What is sad is to see the looks on the faces of the children who sometimes are with their parents and who you can tell long to join in the play and fun. Unfortunately some of the parents have their children “under control” and disapprove of any frivolity. The serious adult looks and stiffening postures tell of disapproval and an uncomfortable reaction to our fun and play.
I lament for both the parents and the children of such families where they miss the opportunity to find that pleasure and abandon of innocent play. My child has taught me how to find my own child again and to be in a child space with her.
It has deepened our bond and I have noticed that in my sessions with clients afterwards, or with my wife or other adults, I can peak perform or be intuitive or sensitive to dynamics. I now look forward each day to that time together as it is healing, relaxing, fun, bonding and when my wife can join us it goes up to another level again.
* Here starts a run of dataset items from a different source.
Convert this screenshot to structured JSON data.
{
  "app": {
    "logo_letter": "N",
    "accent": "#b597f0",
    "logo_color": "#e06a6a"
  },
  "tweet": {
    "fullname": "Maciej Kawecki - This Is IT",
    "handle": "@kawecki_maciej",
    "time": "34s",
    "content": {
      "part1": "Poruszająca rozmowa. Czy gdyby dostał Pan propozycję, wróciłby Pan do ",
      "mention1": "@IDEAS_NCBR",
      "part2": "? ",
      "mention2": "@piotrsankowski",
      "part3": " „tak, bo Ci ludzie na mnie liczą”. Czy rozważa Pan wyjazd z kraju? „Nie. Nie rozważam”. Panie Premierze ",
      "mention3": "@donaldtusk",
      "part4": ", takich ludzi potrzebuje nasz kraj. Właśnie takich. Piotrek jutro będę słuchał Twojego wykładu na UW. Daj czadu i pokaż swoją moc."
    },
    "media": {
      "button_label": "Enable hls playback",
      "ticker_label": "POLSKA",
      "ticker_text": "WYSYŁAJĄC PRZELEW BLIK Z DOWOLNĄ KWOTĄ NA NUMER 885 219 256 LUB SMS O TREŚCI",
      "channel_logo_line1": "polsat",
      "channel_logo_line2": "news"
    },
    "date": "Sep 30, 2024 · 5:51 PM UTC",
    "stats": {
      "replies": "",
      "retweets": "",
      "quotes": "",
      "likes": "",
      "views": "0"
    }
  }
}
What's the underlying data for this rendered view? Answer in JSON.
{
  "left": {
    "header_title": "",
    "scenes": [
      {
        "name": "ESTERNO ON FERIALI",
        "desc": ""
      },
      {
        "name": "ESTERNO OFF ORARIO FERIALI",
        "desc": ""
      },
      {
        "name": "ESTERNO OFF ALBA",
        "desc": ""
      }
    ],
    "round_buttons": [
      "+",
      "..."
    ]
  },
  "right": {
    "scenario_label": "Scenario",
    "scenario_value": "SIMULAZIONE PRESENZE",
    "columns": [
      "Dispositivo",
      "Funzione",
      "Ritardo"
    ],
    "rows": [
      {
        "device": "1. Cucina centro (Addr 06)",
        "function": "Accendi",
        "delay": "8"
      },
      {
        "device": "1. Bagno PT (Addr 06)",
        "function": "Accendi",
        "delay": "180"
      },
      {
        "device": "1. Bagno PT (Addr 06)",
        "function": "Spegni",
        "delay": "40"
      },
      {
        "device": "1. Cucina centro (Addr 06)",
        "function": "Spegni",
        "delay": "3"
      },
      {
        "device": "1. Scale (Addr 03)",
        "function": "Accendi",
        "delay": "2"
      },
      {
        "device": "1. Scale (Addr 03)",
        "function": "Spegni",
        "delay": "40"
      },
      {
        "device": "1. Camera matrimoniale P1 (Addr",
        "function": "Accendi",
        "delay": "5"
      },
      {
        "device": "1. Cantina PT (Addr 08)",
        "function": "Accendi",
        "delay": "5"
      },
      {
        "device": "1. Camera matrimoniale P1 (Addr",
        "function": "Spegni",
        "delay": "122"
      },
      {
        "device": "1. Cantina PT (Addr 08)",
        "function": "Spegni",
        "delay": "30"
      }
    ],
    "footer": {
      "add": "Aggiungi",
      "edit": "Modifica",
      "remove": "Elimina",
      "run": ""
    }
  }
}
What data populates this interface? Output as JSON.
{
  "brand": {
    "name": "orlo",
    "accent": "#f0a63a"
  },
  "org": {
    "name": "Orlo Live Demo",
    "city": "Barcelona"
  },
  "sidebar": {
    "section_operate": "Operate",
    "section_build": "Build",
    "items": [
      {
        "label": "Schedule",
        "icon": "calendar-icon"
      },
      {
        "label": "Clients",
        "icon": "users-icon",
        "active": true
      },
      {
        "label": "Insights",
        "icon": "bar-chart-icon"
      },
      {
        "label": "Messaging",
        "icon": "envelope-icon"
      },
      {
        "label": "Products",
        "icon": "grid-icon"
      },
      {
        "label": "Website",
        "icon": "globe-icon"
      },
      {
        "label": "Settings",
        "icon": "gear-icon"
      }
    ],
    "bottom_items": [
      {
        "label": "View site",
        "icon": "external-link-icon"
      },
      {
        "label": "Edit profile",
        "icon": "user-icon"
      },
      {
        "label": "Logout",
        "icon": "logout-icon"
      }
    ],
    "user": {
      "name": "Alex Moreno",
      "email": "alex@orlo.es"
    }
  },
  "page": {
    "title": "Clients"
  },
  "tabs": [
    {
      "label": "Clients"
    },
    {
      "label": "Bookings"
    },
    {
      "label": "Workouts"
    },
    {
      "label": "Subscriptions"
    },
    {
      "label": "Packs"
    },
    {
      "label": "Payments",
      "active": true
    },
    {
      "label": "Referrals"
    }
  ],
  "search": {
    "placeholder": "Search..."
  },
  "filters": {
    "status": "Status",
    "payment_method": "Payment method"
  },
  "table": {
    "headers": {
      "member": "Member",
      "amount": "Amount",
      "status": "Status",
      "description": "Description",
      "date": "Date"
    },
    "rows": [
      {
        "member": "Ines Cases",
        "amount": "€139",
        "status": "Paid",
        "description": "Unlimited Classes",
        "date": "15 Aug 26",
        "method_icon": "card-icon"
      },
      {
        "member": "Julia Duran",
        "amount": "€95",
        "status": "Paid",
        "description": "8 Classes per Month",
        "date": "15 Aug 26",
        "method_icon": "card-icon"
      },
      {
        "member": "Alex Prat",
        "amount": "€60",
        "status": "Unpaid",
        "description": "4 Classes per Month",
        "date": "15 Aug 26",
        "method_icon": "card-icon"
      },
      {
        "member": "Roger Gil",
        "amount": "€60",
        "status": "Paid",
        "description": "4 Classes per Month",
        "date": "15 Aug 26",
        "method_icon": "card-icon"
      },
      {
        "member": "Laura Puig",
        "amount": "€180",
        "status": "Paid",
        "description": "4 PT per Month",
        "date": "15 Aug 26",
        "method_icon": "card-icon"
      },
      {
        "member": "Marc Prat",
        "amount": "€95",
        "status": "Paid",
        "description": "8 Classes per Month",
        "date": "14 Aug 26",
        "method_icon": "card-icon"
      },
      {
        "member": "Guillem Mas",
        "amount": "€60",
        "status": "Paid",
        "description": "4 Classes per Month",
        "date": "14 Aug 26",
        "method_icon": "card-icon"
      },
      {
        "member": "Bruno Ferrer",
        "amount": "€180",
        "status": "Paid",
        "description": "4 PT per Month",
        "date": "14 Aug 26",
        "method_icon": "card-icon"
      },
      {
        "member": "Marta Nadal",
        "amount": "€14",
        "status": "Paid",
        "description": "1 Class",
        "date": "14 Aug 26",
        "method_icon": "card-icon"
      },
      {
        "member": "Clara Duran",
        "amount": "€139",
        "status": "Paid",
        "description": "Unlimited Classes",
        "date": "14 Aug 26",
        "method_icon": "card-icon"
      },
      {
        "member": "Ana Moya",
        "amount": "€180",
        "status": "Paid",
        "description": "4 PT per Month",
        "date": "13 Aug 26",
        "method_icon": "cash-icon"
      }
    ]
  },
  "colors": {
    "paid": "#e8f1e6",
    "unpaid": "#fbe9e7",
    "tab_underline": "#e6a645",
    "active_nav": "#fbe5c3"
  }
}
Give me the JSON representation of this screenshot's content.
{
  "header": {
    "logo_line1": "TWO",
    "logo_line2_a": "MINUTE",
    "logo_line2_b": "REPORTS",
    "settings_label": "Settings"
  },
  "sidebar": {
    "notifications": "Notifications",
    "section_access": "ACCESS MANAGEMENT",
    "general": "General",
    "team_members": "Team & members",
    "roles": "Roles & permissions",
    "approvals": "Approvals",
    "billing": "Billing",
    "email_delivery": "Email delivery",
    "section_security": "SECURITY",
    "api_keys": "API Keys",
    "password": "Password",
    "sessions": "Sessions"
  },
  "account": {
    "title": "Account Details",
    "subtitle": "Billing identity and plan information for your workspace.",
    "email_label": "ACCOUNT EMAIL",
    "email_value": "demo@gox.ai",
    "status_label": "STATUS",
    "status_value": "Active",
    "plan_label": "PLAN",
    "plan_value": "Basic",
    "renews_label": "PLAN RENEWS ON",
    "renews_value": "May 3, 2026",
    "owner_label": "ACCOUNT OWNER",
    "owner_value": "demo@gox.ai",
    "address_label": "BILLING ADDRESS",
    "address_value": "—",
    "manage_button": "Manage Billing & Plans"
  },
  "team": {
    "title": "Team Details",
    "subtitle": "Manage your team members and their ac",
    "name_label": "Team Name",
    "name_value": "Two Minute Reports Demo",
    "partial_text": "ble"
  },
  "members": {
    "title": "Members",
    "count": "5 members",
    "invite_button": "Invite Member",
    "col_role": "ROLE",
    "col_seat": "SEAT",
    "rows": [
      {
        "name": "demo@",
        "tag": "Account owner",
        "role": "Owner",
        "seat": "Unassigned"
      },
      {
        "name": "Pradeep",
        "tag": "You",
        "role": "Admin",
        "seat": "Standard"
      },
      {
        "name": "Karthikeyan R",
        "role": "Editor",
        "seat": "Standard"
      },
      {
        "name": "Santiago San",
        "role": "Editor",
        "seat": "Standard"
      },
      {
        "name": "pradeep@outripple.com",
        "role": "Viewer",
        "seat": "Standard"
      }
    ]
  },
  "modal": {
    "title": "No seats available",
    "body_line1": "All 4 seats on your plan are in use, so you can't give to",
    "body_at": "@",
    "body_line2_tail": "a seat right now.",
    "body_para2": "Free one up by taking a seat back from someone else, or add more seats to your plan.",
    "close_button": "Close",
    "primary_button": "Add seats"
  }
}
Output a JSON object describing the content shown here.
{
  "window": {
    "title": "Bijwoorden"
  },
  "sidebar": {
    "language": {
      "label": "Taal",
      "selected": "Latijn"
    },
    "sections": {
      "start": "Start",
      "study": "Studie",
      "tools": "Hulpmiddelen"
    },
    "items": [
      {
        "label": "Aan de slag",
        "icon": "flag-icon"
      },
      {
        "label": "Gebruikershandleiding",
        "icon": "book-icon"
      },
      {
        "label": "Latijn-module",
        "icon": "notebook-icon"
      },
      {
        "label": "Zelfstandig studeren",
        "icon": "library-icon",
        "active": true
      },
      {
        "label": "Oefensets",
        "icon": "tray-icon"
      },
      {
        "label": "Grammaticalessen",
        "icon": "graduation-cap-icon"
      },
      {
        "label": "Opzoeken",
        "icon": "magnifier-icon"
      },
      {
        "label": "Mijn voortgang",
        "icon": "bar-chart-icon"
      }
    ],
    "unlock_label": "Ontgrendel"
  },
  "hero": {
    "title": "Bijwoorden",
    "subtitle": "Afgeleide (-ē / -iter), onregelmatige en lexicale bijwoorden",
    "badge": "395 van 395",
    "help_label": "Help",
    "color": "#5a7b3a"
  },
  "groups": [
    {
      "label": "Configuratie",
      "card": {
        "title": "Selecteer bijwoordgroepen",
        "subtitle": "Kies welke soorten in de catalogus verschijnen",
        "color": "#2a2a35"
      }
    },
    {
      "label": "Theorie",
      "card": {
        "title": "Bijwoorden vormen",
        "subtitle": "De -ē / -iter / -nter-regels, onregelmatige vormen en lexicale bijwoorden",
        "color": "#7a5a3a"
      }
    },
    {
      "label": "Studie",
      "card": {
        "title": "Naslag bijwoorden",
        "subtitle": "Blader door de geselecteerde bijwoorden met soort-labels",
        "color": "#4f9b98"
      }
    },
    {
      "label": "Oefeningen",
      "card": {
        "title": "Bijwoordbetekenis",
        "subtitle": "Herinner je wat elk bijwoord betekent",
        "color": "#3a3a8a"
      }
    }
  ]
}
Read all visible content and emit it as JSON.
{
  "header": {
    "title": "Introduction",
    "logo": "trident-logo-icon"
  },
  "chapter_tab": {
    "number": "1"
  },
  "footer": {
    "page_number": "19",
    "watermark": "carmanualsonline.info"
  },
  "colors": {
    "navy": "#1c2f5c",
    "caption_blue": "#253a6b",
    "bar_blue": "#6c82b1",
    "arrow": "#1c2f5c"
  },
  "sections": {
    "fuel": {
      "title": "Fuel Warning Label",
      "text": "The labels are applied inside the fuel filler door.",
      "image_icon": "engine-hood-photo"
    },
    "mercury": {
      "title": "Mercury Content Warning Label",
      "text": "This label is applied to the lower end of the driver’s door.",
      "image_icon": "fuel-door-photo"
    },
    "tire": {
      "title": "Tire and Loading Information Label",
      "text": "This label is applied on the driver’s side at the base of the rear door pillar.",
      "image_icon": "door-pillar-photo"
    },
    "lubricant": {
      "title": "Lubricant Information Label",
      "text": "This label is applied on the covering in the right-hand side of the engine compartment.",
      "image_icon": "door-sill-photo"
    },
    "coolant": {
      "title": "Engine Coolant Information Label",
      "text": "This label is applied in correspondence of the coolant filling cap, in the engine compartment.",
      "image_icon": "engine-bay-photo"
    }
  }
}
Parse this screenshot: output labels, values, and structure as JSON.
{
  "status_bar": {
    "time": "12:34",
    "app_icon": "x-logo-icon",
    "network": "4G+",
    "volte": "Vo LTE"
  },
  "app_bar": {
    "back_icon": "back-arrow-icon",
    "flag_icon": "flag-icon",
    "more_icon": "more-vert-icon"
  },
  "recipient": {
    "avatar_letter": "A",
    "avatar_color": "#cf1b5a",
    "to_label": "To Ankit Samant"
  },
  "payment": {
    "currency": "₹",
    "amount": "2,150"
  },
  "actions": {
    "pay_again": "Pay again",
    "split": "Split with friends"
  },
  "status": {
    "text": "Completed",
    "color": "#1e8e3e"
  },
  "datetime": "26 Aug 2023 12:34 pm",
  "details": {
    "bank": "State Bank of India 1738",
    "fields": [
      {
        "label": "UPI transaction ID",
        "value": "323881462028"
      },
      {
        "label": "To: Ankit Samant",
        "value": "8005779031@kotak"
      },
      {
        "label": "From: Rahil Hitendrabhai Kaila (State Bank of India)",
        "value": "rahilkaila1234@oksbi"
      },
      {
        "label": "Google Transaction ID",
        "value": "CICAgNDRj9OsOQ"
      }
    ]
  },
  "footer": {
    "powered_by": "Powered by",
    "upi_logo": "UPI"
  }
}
If I went to the café alone and ran around the gardens as a gorilla I would no doubt be committed to some psychiatric assessment facility before long. Some café customers wish that I were.
But at the end of the day I go home with a smile on my face, a warmth in my heart, and a song on my lips, even if it is the Wiggles or Dora the Explorer. I am not so sure that some of the other café users go home resonating with life and their loved ones in the same way.
I recommend you all look to find your way back to play, exploration and fun where you have lost it in your adult lives, and where adult conventions would see you adopt a serious social mask. The benefits are wide-ranging and can heal a person in a number of ways across their bodymind spectrum.